Joe Biden é um caso muito diferente. Ele aparece junto com crianças em muitos vídeos. Biden não apenas acaricia o rosto das crianças, o que não seria ofensivo. Suas mãos trêmulas tocam crianças em lugares muito íntimos, filmados, capturados e publicados no YouTube, entre outros lugares. Essas posturas inconvenientes proporcionaram muitos “dislikes”.

Os gestores do Youtube agora censuraram os vídeos de Biden. A maioria dos vídeos complicados e seus comentários foram excluídos, e centenas de milhares de “dislikes” foram simplesmente apagados nos vídeos de Biden que ainda podiam ser vistos, conforme relatado pelo EpochTimes. Supostamente, de acordo com os funcionários do YouTube, esses “dislikes” têm tudo a ver com “spam”, ou seja, mensagens eletrônicas indesejadas, que não são consideradas pela empresa como “engajamento orgânico”.

O caso de Trump e de Biden evidencia a política de dois pesos e duas medidas aplicada pelos censores. A censura a um prejudica, ao outro favorece.

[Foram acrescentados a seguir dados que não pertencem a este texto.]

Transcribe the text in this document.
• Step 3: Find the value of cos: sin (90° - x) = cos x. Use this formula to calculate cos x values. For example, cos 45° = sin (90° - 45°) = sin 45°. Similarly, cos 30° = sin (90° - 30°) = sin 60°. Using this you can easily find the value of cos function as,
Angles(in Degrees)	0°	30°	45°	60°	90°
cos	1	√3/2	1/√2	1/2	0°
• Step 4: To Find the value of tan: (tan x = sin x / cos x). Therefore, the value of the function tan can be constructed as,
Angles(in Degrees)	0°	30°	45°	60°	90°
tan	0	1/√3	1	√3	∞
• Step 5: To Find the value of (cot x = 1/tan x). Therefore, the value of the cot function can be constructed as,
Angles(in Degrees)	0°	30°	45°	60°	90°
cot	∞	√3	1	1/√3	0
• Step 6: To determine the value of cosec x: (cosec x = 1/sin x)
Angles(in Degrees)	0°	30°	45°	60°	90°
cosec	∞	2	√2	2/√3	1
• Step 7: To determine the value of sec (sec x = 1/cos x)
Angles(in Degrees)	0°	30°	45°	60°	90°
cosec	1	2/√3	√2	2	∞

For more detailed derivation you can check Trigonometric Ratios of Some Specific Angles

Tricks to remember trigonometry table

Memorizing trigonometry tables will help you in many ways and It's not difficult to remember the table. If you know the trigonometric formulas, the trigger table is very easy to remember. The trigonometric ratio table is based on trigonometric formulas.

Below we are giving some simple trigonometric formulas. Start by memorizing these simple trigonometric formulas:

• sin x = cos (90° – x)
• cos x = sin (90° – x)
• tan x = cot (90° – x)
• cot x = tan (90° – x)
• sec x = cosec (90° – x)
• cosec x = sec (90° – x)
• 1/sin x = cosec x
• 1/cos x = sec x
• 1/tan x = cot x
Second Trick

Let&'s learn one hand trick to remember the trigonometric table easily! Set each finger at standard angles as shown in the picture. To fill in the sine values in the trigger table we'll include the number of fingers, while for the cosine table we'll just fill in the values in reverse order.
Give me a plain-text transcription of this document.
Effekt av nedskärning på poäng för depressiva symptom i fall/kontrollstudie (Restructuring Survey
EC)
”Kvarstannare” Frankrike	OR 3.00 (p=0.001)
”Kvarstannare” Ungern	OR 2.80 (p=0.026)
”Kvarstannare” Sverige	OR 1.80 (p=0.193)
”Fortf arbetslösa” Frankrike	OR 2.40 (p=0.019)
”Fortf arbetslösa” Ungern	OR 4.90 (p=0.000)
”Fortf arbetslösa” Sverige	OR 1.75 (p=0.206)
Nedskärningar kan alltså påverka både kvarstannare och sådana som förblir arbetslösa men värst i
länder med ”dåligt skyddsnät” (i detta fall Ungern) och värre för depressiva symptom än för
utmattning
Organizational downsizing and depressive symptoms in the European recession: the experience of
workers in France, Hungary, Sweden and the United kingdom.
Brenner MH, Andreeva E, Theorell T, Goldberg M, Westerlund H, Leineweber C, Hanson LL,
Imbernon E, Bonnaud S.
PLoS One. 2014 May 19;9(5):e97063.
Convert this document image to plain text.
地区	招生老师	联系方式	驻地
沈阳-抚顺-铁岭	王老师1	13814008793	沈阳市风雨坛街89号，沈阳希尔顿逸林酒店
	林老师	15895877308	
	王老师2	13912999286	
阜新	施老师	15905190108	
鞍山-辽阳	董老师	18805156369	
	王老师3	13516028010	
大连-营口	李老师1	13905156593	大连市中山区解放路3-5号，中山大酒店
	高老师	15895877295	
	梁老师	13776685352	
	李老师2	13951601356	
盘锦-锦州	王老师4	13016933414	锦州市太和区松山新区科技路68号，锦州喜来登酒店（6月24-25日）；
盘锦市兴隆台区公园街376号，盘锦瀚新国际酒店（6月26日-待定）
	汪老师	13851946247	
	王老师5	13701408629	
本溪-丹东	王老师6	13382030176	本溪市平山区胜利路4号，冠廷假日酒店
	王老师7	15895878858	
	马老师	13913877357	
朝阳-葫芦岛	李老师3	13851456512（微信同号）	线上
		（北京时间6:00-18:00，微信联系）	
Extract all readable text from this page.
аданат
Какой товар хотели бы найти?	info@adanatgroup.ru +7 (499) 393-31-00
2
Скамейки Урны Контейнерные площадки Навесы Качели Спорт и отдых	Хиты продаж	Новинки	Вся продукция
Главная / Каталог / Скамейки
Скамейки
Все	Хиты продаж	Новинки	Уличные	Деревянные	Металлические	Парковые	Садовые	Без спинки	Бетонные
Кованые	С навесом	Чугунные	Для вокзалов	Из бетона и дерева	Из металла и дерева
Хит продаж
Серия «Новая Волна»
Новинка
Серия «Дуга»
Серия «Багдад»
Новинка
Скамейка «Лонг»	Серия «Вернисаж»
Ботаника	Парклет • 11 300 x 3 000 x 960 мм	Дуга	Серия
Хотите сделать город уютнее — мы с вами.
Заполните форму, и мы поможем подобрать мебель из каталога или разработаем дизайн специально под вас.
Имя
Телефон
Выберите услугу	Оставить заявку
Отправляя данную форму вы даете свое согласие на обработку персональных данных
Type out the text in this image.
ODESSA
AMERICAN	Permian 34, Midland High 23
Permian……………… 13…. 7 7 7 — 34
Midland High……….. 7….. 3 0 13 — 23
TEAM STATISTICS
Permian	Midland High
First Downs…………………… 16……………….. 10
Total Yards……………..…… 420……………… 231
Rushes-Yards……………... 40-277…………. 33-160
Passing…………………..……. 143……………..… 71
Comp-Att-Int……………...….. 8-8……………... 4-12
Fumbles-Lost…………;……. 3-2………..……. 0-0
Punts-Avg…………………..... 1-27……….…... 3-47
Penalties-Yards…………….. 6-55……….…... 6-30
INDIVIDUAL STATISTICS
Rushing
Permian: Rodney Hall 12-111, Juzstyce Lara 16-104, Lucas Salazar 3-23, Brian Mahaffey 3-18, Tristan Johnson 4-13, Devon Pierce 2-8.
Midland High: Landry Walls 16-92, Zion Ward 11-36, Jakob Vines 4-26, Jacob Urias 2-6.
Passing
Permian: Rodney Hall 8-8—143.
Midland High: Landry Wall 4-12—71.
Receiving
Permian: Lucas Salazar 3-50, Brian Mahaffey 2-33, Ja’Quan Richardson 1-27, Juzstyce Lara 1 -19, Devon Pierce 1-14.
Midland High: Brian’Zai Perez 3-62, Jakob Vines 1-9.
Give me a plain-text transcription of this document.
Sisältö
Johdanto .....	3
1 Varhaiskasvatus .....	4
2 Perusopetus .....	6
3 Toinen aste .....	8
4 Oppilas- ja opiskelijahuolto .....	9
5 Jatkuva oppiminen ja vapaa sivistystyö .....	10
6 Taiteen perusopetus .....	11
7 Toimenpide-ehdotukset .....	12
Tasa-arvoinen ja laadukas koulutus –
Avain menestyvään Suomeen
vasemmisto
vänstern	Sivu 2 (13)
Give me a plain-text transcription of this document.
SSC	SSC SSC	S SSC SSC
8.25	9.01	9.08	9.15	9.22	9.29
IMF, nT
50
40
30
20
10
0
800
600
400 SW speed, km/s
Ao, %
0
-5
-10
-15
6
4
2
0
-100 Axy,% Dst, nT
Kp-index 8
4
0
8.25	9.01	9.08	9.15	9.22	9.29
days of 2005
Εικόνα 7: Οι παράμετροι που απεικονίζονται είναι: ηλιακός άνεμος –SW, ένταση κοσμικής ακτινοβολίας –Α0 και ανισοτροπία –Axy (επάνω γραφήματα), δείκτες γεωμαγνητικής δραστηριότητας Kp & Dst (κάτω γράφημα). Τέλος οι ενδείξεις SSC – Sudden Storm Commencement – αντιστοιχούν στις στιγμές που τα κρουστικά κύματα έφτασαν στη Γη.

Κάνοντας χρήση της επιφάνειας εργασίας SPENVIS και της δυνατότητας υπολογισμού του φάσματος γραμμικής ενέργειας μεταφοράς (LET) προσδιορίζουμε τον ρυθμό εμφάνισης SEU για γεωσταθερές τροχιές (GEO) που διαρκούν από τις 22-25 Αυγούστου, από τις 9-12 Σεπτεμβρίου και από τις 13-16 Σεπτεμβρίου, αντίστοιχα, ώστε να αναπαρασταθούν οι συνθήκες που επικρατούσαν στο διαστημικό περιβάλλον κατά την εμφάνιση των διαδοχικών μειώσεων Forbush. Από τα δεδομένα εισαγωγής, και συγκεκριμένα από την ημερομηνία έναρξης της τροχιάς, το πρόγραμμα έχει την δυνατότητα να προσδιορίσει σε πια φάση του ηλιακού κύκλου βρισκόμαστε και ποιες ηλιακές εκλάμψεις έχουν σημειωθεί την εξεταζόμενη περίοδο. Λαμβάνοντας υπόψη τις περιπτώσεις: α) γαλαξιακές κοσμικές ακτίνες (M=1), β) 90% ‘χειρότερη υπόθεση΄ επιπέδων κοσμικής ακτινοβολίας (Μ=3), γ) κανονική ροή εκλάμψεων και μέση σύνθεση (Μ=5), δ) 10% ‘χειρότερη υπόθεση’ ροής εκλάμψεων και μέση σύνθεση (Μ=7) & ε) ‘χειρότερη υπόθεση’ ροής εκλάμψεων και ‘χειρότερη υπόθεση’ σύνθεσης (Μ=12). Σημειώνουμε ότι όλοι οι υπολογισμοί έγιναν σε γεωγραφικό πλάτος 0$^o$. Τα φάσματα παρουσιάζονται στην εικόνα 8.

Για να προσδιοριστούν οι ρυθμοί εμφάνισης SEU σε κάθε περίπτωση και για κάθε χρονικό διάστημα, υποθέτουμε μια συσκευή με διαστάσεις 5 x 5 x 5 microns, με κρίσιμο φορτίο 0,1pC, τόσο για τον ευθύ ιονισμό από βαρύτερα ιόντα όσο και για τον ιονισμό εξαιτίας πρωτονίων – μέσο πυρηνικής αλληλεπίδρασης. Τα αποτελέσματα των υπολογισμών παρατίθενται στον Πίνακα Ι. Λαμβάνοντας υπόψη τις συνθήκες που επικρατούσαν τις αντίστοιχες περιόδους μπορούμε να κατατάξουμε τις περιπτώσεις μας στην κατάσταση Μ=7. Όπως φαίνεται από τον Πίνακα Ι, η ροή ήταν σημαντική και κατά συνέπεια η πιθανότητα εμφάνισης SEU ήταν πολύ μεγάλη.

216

O YouTube e seu dono, o Google, há muito enfrentam acusações de preconceito político. As empresas disseram que seus produtos são desenvolvidos e administrados como politicamente neutros, mas relatos de funcionários e materiais internos que vazaram indicam que as empresas estão de fato injetando sua política em seus produtos.

Google e YouTube são os dois sites mais populares do mundo, de acordo com o ranking Alexa. Políticos de ambos os lados do corredor levantaram preocupações sobre o enorme poder do Google e de vários outros gigantes da tecnologia.

Compreende-se que o site alemão Freiewelt tenha qualificado essa avalanche global de controle de opinião como uma “orgia de censuras”.